And sometimes things turn out to be too hard. You do the mental mathematics and you say, well, I am going to put 10,000 hours into this, and this is what I am going to get in return, and you decide that it isn’t worth it. And you might find something enjoyable if you do it avocationally, but if you spent 10,000 hours on it, it wouldn’t be enjoyable. And that’s okay, too. I have done my 10,000 hours on music, and I can tell you that it is a grind, sometimes, and while performing is fun, sometimes the gigs are a bust. There are times when I feel like giving it up, because the work/reward ratio is so low.
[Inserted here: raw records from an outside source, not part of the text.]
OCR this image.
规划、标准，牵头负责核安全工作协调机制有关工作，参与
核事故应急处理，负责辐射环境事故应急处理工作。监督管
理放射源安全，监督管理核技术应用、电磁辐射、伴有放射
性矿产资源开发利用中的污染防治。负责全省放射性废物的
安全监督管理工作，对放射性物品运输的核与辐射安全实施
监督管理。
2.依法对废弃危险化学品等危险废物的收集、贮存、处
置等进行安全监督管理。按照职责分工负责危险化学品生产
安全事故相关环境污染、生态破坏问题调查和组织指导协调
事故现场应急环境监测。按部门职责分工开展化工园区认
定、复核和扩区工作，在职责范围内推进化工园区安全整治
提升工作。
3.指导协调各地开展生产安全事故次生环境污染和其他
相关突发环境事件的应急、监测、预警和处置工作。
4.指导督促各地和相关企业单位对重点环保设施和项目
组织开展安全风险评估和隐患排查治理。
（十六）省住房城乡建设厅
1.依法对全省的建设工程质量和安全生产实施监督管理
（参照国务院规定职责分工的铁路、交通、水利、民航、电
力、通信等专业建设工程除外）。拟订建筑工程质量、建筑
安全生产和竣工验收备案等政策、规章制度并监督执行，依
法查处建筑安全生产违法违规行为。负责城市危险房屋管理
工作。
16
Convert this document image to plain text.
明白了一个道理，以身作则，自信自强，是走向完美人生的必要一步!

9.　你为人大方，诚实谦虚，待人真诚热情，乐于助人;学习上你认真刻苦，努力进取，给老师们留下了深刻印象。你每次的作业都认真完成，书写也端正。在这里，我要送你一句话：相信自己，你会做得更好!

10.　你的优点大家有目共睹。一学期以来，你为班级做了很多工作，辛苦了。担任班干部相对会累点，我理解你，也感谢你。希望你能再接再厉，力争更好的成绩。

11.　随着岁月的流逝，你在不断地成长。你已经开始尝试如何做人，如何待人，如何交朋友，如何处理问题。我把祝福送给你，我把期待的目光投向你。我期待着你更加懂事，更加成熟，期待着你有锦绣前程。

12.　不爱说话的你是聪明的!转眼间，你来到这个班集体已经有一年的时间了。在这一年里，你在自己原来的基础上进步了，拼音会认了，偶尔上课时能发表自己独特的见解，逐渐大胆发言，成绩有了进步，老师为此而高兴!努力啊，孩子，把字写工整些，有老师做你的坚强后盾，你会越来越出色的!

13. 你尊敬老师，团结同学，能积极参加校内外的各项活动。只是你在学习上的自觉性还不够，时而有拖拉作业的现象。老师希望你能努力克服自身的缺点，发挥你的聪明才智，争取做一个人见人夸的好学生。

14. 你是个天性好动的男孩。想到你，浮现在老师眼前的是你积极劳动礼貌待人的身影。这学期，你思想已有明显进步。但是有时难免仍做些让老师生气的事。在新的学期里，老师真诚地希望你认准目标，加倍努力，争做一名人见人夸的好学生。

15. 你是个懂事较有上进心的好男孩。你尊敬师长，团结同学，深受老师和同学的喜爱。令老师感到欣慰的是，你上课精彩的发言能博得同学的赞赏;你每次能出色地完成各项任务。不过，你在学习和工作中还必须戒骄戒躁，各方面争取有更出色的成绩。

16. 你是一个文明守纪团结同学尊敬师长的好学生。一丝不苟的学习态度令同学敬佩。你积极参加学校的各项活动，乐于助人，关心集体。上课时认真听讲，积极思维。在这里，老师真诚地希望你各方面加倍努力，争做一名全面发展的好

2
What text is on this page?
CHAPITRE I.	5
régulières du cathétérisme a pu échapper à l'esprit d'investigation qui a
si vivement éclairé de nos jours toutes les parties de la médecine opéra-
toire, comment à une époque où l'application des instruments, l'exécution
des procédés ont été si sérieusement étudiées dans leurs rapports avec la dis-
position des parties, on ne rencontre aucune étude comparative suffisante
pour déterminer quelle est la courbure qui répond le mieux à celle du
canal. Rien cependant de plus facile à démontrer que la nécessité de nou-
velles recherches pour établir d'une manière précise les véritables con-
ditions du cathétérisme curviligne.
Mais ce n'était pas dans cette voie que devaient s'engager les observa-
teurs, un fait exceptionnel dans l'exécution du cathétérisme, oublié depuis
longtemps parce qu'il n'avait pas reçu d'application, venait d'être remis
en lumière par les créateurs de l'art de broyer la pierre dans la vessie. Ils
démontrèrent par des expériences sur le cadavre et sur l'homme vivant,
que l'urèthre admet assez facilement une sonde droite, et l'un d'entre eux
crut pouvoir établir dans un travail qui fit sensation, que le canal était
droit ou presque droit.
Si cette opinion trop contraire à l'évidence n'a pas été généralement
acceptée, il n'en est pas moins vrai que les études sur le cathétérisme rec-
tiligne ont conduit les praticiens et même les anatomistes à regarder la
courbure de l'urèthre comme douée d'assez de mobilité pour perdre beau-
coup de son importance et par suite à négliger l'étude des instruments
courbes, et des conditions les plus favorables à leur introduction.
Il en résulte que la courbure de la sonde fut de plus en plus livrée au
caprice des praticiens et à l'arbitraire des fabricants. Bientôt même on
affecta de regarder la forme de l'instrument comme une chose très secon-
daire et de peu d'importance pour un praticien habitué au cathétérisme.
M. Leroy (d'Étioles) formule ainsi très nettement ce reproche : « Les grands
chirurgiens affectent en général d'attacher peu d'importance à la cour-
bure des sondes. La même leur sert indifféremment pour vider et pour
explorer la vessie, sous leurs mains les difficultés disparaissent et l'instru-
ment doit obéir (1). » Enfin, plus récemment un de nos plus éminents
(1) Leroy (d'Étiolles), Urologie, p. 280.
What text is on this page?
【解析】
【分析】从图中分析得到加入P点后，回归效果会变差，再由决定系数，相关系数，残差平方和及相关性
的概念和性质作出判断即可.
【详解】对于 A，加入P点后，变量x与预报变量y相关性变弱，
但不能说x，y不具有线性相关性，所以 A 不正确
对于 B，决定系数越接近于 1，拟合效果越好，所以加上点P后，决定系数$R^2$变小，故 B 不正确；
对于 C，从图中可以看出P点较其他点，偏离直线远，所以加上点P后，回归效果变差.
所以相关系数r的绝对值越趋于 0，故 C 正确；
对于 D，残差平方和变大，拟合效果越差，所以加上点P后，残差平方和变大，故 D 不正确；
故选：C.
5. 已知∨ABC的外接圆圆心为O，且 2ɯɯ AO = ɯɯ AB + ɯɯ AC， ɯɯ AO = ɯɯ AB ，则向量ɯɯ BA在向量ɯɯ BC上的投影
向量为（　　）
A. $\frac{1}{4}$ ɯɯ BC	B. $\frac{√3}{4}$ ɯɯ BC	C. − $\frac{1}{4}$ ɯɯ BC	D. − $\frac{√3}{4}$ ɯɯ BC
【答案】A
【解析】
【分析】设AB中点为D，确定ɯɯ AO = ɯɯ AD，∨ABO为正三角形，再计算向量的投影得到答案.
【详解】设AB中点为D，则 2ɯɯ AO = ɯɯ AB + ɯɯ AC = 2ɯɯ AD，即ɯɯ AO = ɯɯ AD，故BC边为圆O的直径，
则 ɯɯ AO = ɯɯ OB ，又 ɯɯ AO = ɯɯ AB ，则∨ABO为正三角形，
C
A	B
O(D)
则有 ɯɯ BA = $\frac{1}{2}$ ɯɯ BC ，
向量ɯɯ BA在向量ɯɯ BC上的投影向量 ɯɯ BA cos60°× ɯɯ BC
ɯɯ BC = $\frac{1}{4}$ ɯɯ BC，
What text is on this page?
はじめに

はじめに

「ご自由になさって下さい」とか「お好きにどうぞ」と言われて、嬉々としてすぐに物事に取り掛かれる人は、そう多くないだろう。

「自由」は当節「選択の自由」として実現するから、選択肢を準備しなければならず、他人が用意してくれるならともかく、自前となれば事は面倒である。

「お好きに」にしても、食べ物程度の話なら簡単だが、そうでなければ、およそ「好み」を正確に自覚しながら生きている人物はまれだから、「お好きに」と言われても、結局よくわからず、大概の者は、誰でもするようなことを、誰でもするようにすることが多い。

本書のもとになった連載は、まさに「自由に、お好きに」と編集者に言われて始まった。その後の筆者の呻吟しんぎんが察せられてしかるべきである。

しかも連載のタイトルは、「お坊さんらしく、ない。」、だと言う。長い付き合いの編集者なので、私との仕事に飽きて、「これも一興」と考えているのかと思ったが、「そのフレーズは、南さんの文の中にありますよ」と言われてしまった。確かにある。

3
But it’s good for the soul.
I have my objections to the CFA. First of all, I don’t like credentialism, and second of all, there is no discernible benefit to getting a CFA. It doesn’t really help you get a job, and it doesn’t really help you get paid more. But if I had to write that op-ed all over again, I would say that the CFA is hard, and that hard things are worth doing, and you will feel a big sense of accomplishment when you’re done. I would just rather spend my time doing other things, and that’s a matter of personal preference. But it got people thinking about their motivations for doing the CFA, which is a good thing.
If you find your life unfulfilling, there is a 99% chance it’s because you’re not doing hard things. I don’t care if you’re making quilts. Do something, and try to be the best at it.
I'll be honest, I really didn't like this piece as I thought the title was going to go a different way. I could relate to it but it didn't reach me ... that was until the last paragraph. If you get one thing out of anything, a news article, a motivation speaker that is a narcissist, a sermon from a preacher, you got something. For me, it was the last paragraph of this essay. Thank you Jared. I really enjoy what you do.
2 comments: totally concur on credentialism. I did/do the same thing for PMP cert. I wrote a whole essay on what a total farce it is. But I like your take (though IMO it’s not hard). Having one def doesn’t confer that they’re any good.
2) Jerzy Gregorak quote: “hard choices, easy life. Easy choices, hard life.” I don’t listen to Tim Ferriss much anymore, but I’d totally recommend this classic. Dude is a fount of wisdom from experience.